I must respectfully disagree with this. My fiance is a very healthy man yet he does not have this "ownership" mentality. The only reason he would ever get violent with another man over me would be to defend my well being, not his pride.

2Cool
04-25-2012, 04:50 PM
I say no because in the end it's the woman that's calling the shots. If I guy is hitting on my girlfriend and she says to stop since she has a boyfriend then what's the problem? The guy can't know she's taken just by looking at her. In a sense it's even flattering since other men want your chick. At least you know you're not dating some ugly chick. But if my girlfriend reciprocates his advances then I'd break up with her. However, if the guy continues to make advances after my girlfriend says no for a couple of times then there's going to be a problem.

Quorra
04-25-2012, 05:54 PM
I say no because in the end it's the woman that's calling the shots. If I guy is hitting on my girlfriend and she says to stop since she has a boyfriend then what's the problem? The guy can't know she's taken just by looking at her. In a sense it's even flattering since other men want your chick.
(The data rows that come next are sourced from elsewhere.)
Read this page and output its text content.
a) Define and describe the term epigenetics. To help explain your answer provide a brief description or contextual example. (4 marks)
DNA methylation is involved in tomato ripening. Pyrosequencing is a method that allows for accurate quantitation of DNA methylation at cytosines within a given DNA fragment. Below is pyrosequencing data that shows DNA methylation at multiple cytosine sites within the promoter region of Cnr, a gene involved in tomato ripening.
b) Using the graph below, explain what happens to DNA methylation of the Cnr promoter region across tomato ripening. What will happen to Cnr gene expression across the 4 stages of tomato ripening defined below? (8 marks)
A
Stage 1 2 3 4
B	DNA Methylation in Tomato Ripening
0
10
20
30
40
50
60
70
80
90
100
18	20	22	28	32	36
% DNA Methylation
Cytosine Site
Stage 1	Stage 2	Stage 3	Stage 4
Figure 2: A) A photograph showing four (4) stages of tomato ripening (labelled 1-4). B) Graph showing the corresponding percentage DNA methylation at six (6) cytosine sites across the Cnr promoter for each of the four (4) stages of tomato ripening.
At least you know you're not dating some ugly chick. It's like you are with the girl only if other men approve of her or if you get to look good by having her. In my opinion that's even more of an ownership mentality .
But if my girlfriend reciprocates his advances then I'd break up with her. However, if the guy continues to make advances after my girlfriend says no for a couple of times then there's going to be a problem. It's all good in theory:p

Marmie Dearest
04-29-2012, 02:57 AM
In extreme cases yes if I were touched, grabbed or groped. Otherwise I think verbal confrontations would be smarter.

Bardamu
04-29-2012, 03:35 AM
I'll summarize: if i'm having dinner with man Z, and when he goes to the toilet, another man tries to be friendly with me, i don't see anything bad in it (unless he lacks of respect towards me). So, i'd get very angry if man Z interferes. And even if he's my bf, i think i have the right to meet new people and have friendships, there's nothing bad with it.
Anyway i dislike any exagerate reaction especially in "friendly" contexts (like parties, clubs).
End of the story. I don't think i'm that "pervert" to have this vision.

If you are out with your boyfriend or husband it is extremely bad form for the girlfriend or wife to flirt with any man, much less some stranger.

StonyArabia
05-14-2012, 03:09 PM
No, but the bf or husband should stand his ground. Then the guy will be well afraid to do anything about it. However if he was complenting her looks then no, but if he was dirty well my body language will says something else, so he knows it's not correct. He if tried to lay his hand on her will then I take matters in my own hand. A true man will always be there for his gf/wife especially in times of need.

Mortimer
05-14-2012, 03:44 PM
Depends really on the situation. If the Guy is harmless and/or very drunk and/or doesnt even know she has a husband and/or she gave him the wrong signals then no, but if he is an asshole and wants to degrade the wife and husband infront of eatch other then he deserves some good ass kicking.

Osprey
05-14-2012, 04:11 PM
I would first wait for a reaction from my beloved.
If she responds unfavourably to that dirtball, then i will intervene first physically, then verabally and if needed, will reach to blows.
If she starts responding to him, then I'll leave.

Sikeliot
05-14-2012, 04:48 PM
Not unless he continually harasses her, or gets touchy. Then I say that it is okay. Violence should never be used unless there is no other alternative.

Breedingvariety
05-14-2012, 06:35 PM
Man getting angry about girlfriend talking or even lightly flirting with other man would be considered jealous. Man being indifferent about such situation would be considered cold and not caring about his woman. So women desire balanced response:- show enough jealousy for her to understand you care, but not too much jealousy so she interprets you are insecure.

If your woman is physically touched, then it is not friendly interaction, but intimate one. So it is appropriate for a man to get violent. But then again, if your woman enjoys being caressed, then maybe more rational response could be reassessment of your relationship with her. That is to say, not necessarily to dump her, but maybe to find a different "understanding".